Afridi buys Mushfiqur Rahim's bat to raise funds for Covid-19 relief
Dhaka - Former Pakistan captain Shahid Afridi has bought the bat put up for auction by Bangladesh wicket-keeper batsman Mushfiqur Rahim in order to raise funds for the ongoing Covid-19 pandemic. Afridi has bought the bat for $20,000.
Last month, Mushfiqur had put the bat - with which he scored his first double hundred against Sri Lanka at Galle in 2013 - for online sale and had urged people to contribute to the cause so that maximum funds can be generated for the poor.
"Shahid Afridi bought my bat on behalf of his foundation. I feel privileged and honoured that someone like him has joined our great cause," Rahim was quoted as saying by ESPNcricinfo.
Mushfiqur also revealed that they had to suspend the auction following fraud biddings.
"We had to suspend the auction due to some fraud bidders, which was unexpected. Shahid bhai personally contacted me after seeing the news (of my bat put on auction). He sent an offer letter on May 13 that he was interested to buy for USD 20,000, which is almost BDT 16.8 lakh."
The Bangladesh wicketkeeper-batsman also posted a video message from Afridi on his Twitter handle.
"The work you are doing is great.

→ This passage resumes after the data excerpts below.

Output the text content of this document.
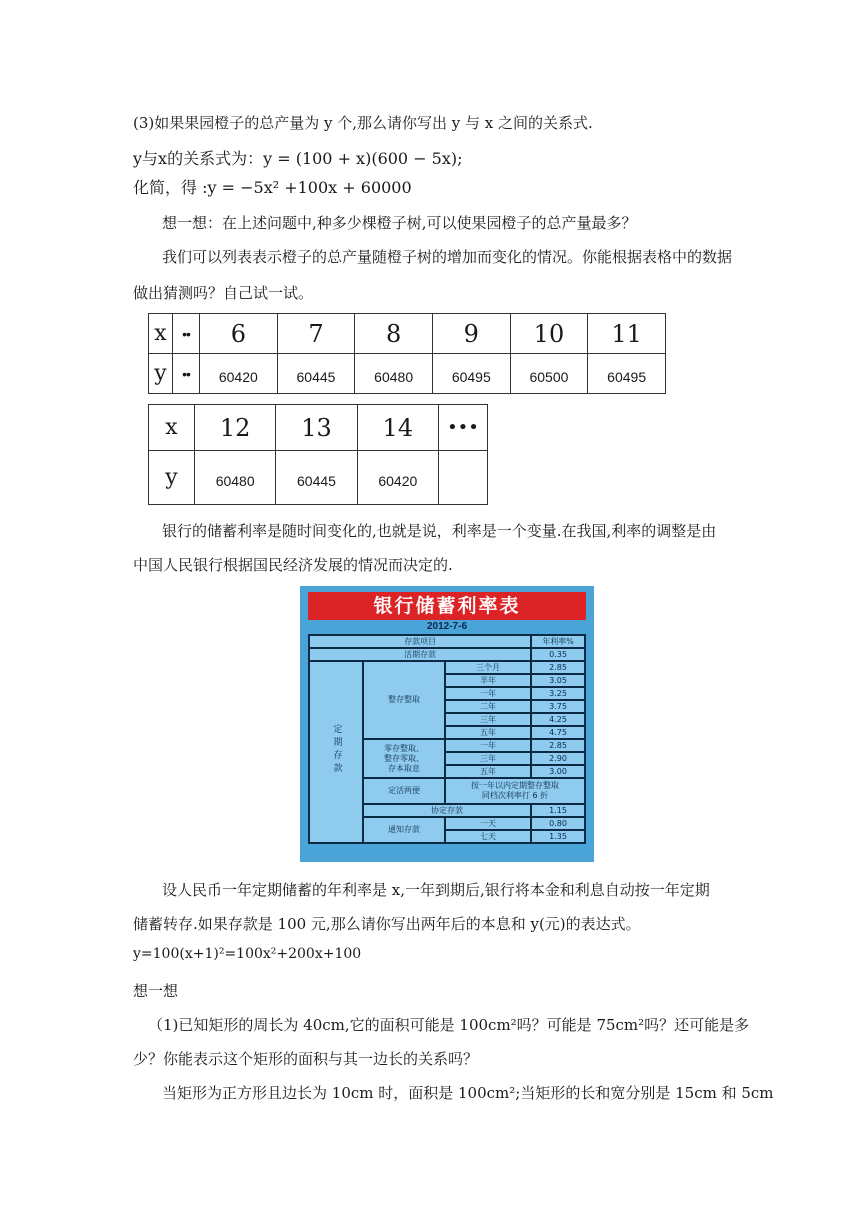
(3)如果果园橙子的总产量为 y 个,那么请你写出 y 与 x 之间的关系式.
y与x的关系式为：y = (100 + x)(600 − 5x);
化简，得 :y = −5x² +100x + 60000
想一想：在上述问题中,种多少棵橙子树,可以使果园橙子的总产量最多？
我们可以列表表示橙子的总产量随橙子树的增加而变化的情况。你能根据表格中的数据
做出猜测吗？自己试一试。
x	••	6	7	8	9	10	11
y	••	60420	60445	60480	60495	60500	60495
x	12	13	14	•••
y	60480	60445	60420	
银行的储蓄利率是随时间变化的,也就是说，利率是一个变量.在我国,利率的调整是由
中国人民银行根据国民经济发展的情况而决定的.
银行储蓄利率表
2012-7-6
存款项目			年利率%
活期存款			0.35
定期存款	整存整取	三个月	2.85
		半年	3.05
		一年	3.25
		二年	3.75
		三年	4.25
		五年	4.75

	零存整取、
整存零取、
存本取息	一年	2.85
		三年	2.90
		五年	3.00
	定活两便	按一年以内定期整存整取
同档次利率打 6 折	

	协定存款		1.15
	通知存款	一天	0.80
		七天	1.35
设人民币一年定期储蓄的年利率是 x,一年到期后,银行将本金和利息自动按一年定期
储蓄转存.如果存款是 100 元,那么请你写出两年后的本息和 y(元)的表达式。
y=100(x+1)²=100x²+200x+100
想一想
（1)已知矩形的周长为 40cm,它的面积可能是 100cm²吗？可能是 75cm²吗？还可能是多
少？你能表示这个矩形的面积与其一边长的关系吗？
当矩形为正方形且边长为 10cm 时，面积是 100cm²;当矩形的长和宽分别是 15cm 和 5cm
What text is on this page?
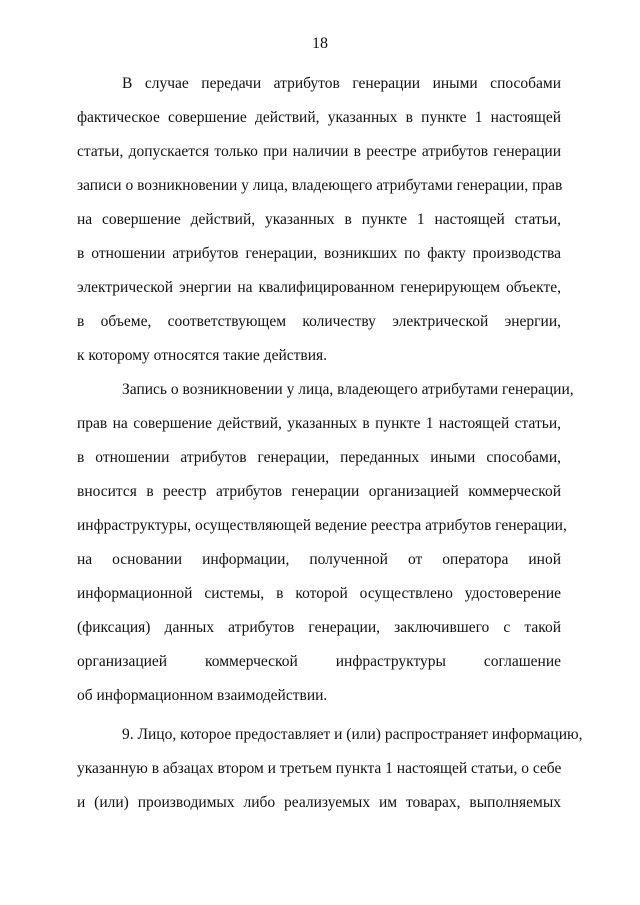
18
В случае передачи атрибутов генерации иными способами
фактическое совершение действий, указанных в пункте 1 настоящей
статьи, допускается только при наличии в реестре атрибутов генерации
записи о возникновении у лица, владеющего атрибутами генерации, прав
на совершение действий, указанных в пункте 1 настоящей статьи,
в отношении атрибутов генерации, возникших по факту производства
электрической энергии на квалифицированном генерирующем объекте,
в объеме, соответствующем количеству электрической энергии,
к которому относятся такие действия.
Запись о возникновении у лица, владеющего атрибутами генерации,
прав на совершение действий, указанных в пункте 1 настоящей статьи,
в отношении атрибутов генерации, переданных иными способами,
вносится в реестр атрибутов генерации организацией коммерческой
инфраструктуры, осуществляющей ведение реестра атрибутов генерации,
на основании информации, полученной от оператора иной
информационной системы, в которой осуществлено удостоверение
(фиксация) данных атрибутов генерации, заключившего с такой
организацией коммерческой инфраструктуры соглашение
об информационном взаимодействии.
9. Лицо, которое предоставляет и (или) распространяет информацию,
указанную в абзацах втором и третьем пункта 1 настоящей статьи, о себе
и (или) производимых либо реализуемых им товарах, выполняемых
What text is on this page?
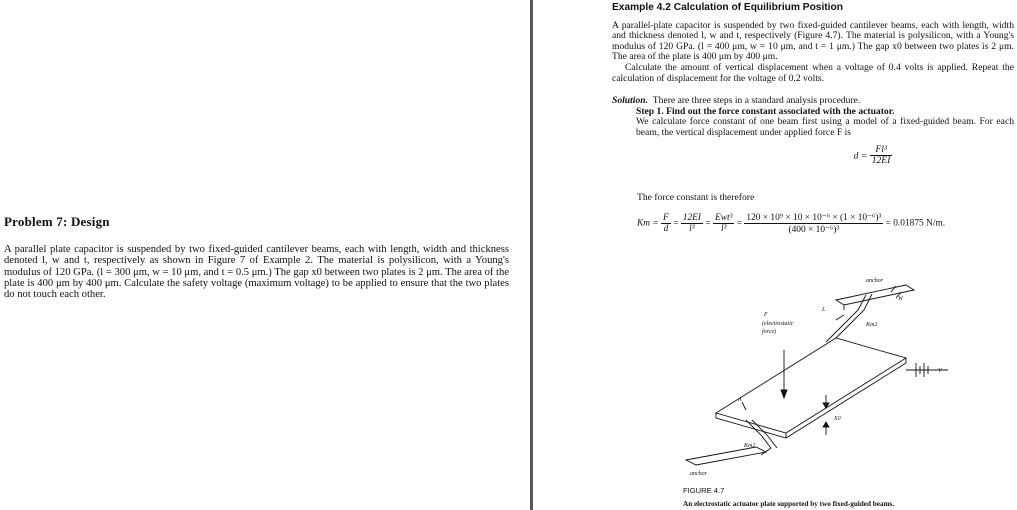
Problem 7: Design
A parallel plate capacitor is suspended by two fixed-guided cantilever beams, each with length, width and thickness denoted l, w and t, respectively as shown in Figure 7 of Example 2. The material is polysilicon, with a Young's modulus of 120 GPa. (l = 300 μm, w = 10 μm, and t = 0.5 μm.) The gap x0 between two plates is 2 μm. The area of the plate is 400 μm by 400 μm. Calculate the safety voltage (maximum voltage) to be applied to ensure that the two plates do not touch each other.
Example 4.2 Calculation of Equilibrium Position

A parallel-plate capacitor is suspended by two fixed-guided cantilever beams, each with length, width and thickness denoted l, w and t, respectively (Figure 4.7). The material is polysilicon, with a Young's modulus of 120 GPa. (l = 400 μm, w = 10 μm, and t = 1 μm.) The gap x0 between two plates is 2 μm. The area of the plate is 400 μm by 400 μm.

Calculate the amount of vertical displacement when a voltage of 0.4 volts is applied. Repeat the calculation of displacement for the voltage of 0.2 volts.

Solution. There are three steps in a standard analysis procedure.

Step 1. Find out the force constant associated with the actuator.

We calculate force constant of one beam first using a model of a fixed-guided beam. For each beam, the vertical displacement under applied force F is

$d = \frac{\text{Fl³}}{12EI}$
The force constant is therefore
$Km = \frac{F}{d} = \frac{12EI}{\text{l³}} = \frac{\text{Ewt³}}{\text{l³}} = \frac{\text{120 × 10⁹ × 10 × 10⁻⁶ × (1 × 10⁻⁶)³}}{\text{(400 × 10⁻⁶)³}} = 0.01875$ N/m.
anchor
W
L
Km2
F
(electrostatic
force)
A
X0
V
Km2
anchor
FIGURE 4.7
An electrostatic actuator plate supported by two fixed-guided beams.
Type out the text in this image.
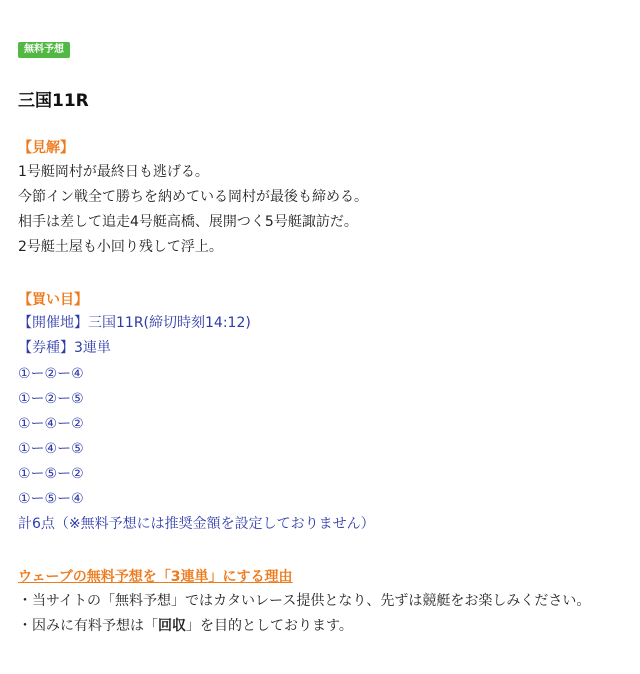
無料予想
三国11R
【見解】
1号艇岡村が最終日も逃げる。
今節イン戦全て勝ちを納めている岡村が最後も締める。
相手は差して追走4号艇高橋、展開つく5号艇諏訪だ。
2号艇土屋も小回り残して浮上。
【買い目】
【開催地】三国11R(締切時刻14:12)
【券種】3連単
①ー②ー④
①ー②ー⑤
①ー④ー②
①ー④ー⑤
①ー⑤ー②
①ー⑤ー④
計6点（※無料予想には推奨金額を設定しておりません）
ウェーブの無料予想を「3連単」にする理由
・当サイトの「無料予想」ではカタいレース提供となり、先ずは競艇をお楽しみください。
・因みに有料予想は「回収」を目的としております。
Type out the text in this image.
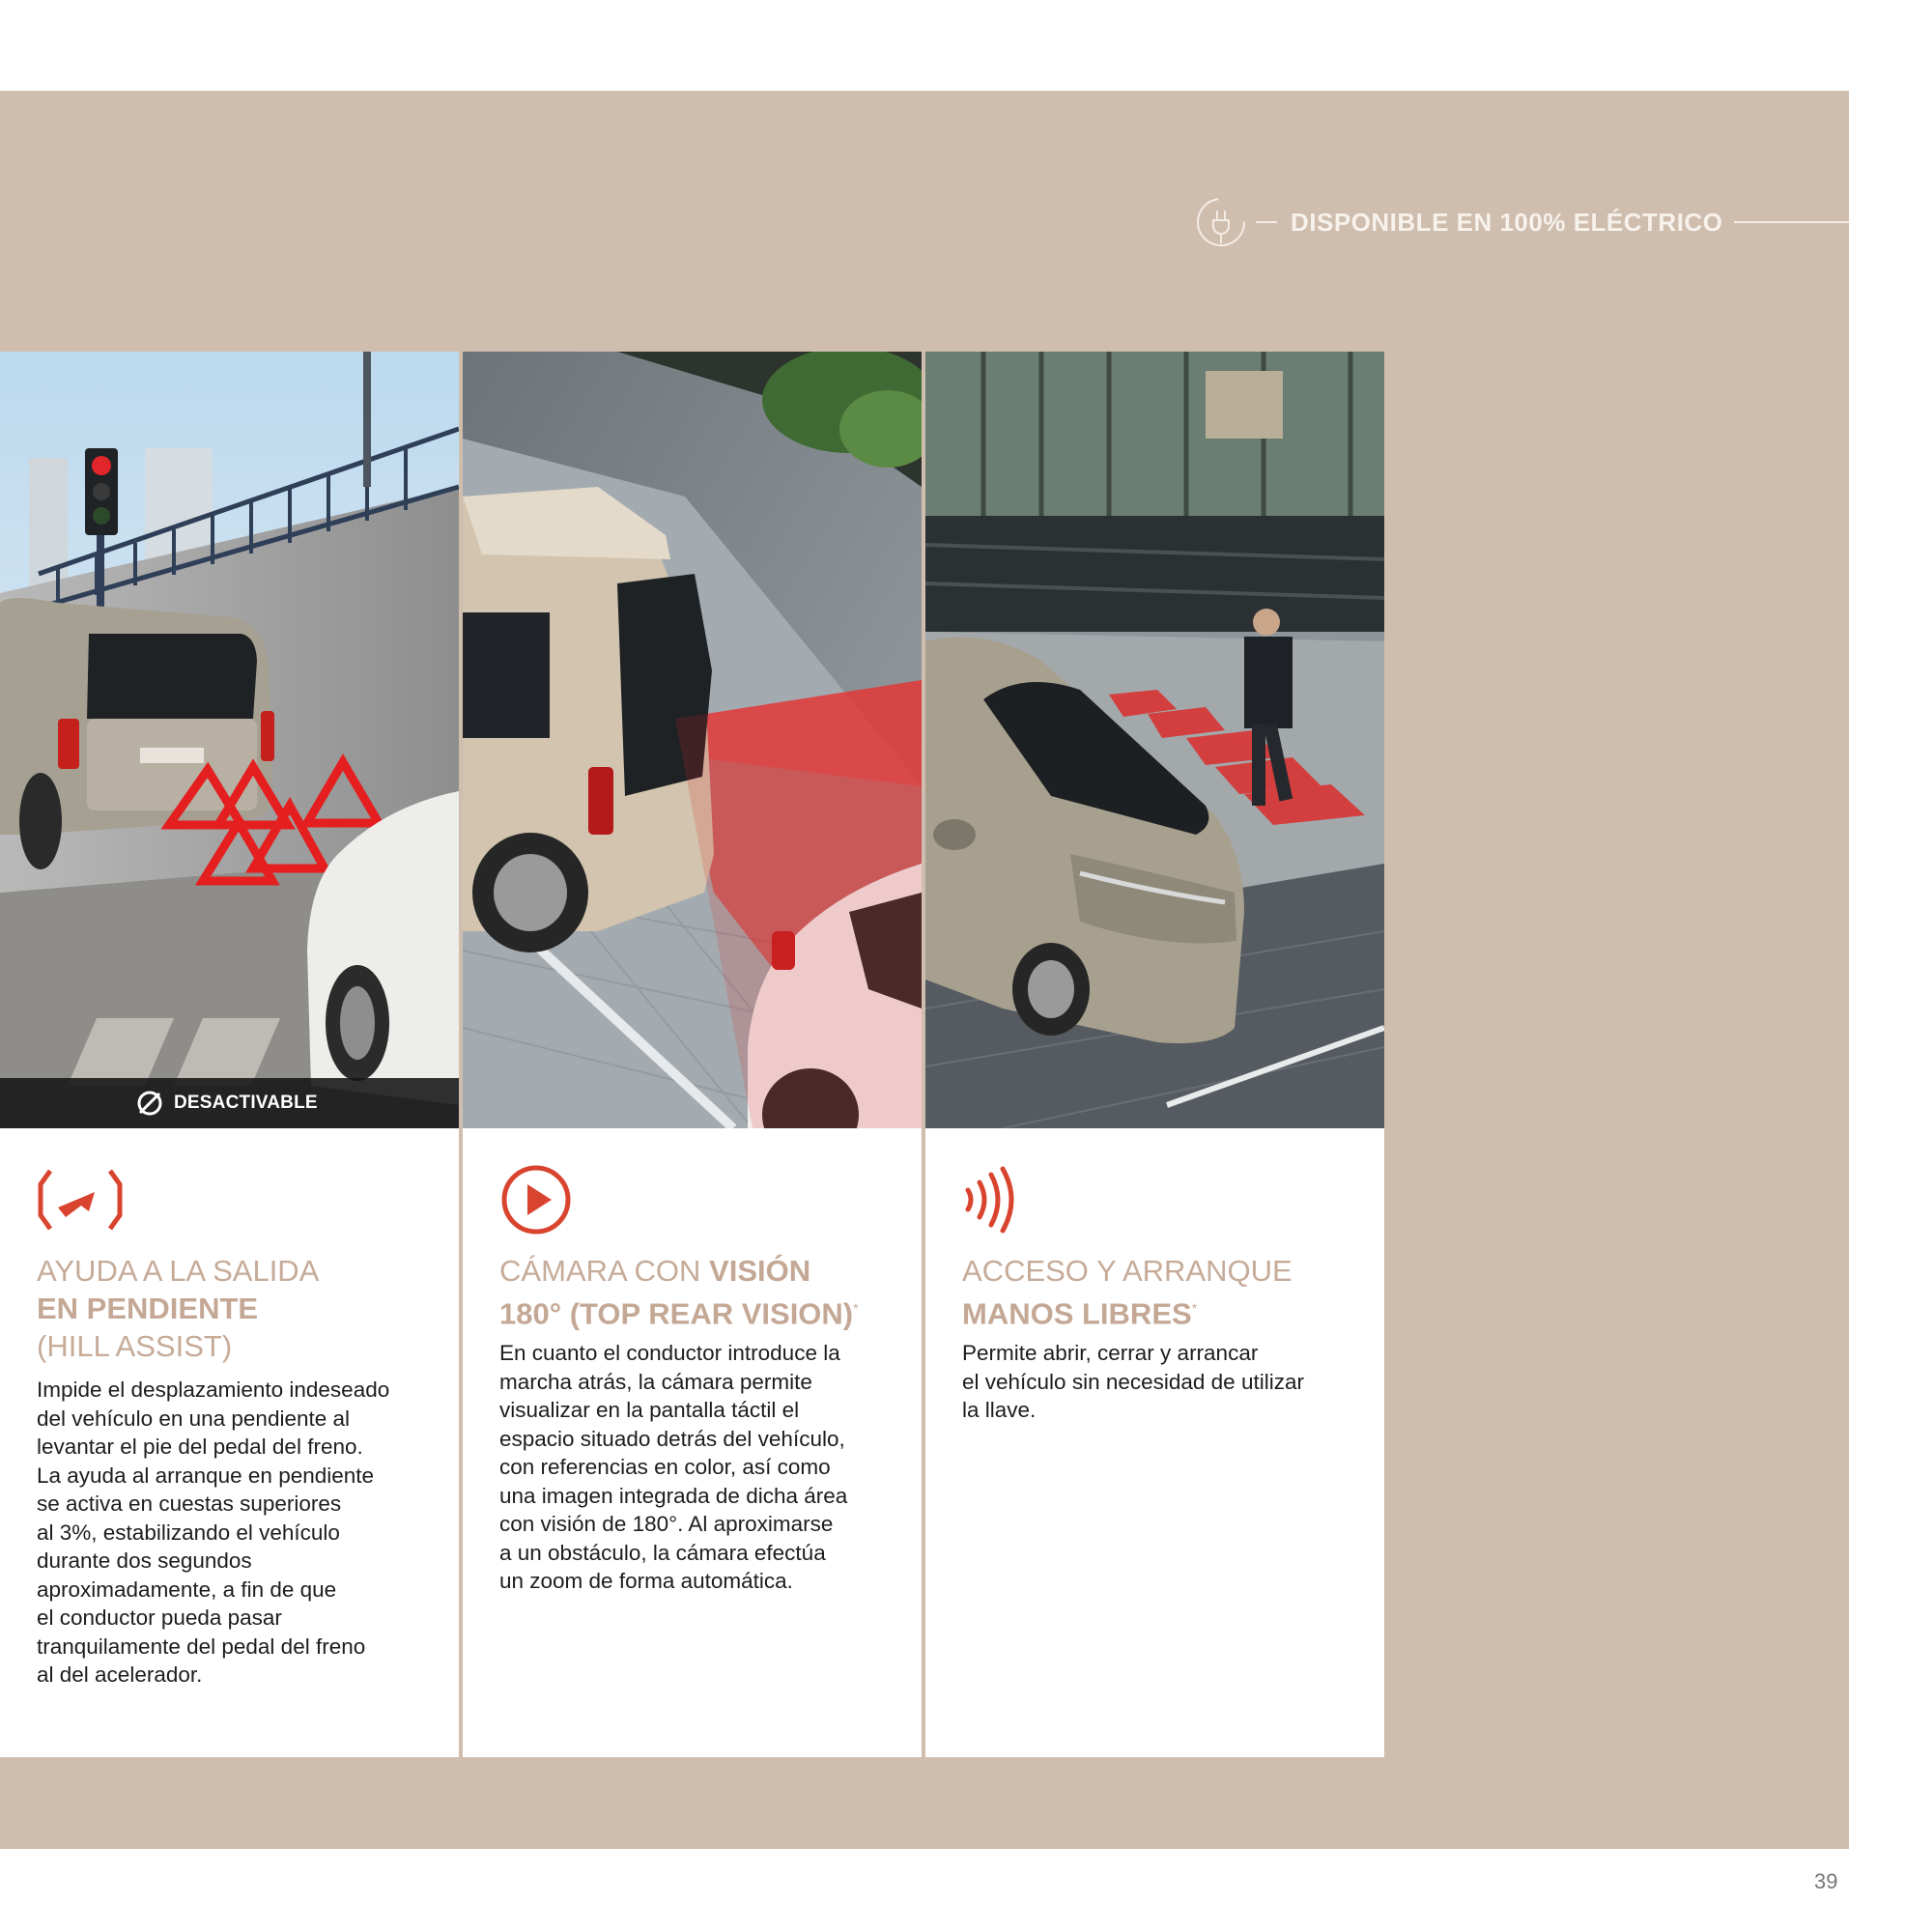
DISPONIBLE EN 100% ELÉCTRICO
DESACTIVABLE
AYUDA A LA SALIDA
EN PENDIENTE
(HILL ASSIST)

Impide el desplazamiento indeseado
del vehículo en una pendiente al
levantar el pie del pedal del freno.
La ayuda al arranque en pendiente
se activa en cuestas superiores
al 3%, estabilizando el vehículo
durante dos segundos
aproximadamente, a fin de que
el conductor pueda pasar
tranquilamente del pedal del freno
al del acelerador.

CÁMARA CON VISIÓN
180° (TOP REAR VISION)*

En cuanto el conductor introduce la
marcha atrás, la cámara permite
visualizar en la pantalla táctil el
espacio situado detrás del vehículo,
con referencias en color, así como
una imagen integrada de dicha área
con visión de 180°. Al aproximarse
a un obstáculo, la cámara efectúa
un zoom de forma automática.

ACCESO Y ARRANQUE
MANOS LIBRES*

Permite abrir, cerrar y arrancar
el vehículo sin necesidad de utilizar
la llave.

39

Only real life heros do this. We are going through a tough phase in such times we need the love and support of each other," Afridi said in the video.
"I want to buy your bat on behalf of all of Pakistan. Our prayers are with you. Hopefully we will again meet on the cricket ground once this is over," he added.
England batsman Jos Butter had earlier raised more than 65,000 pounds for two London-based hospitals by auctioning the shirt which he wore in the 2019 World Cup final.
Legendary Pakistan bowler Wasim Akram also auctioned a bat and ball signed by him to raise funds for a charity.
Royal Challengers Bangalore teammates Virat Kohli and AB de Villiers have also announced they were giving away items from their historic 226-run stand against Gujarat Lions for auction as the entire world fights against COVDI-19 pandemic which has so far claimed more than 3 lakh lives globally.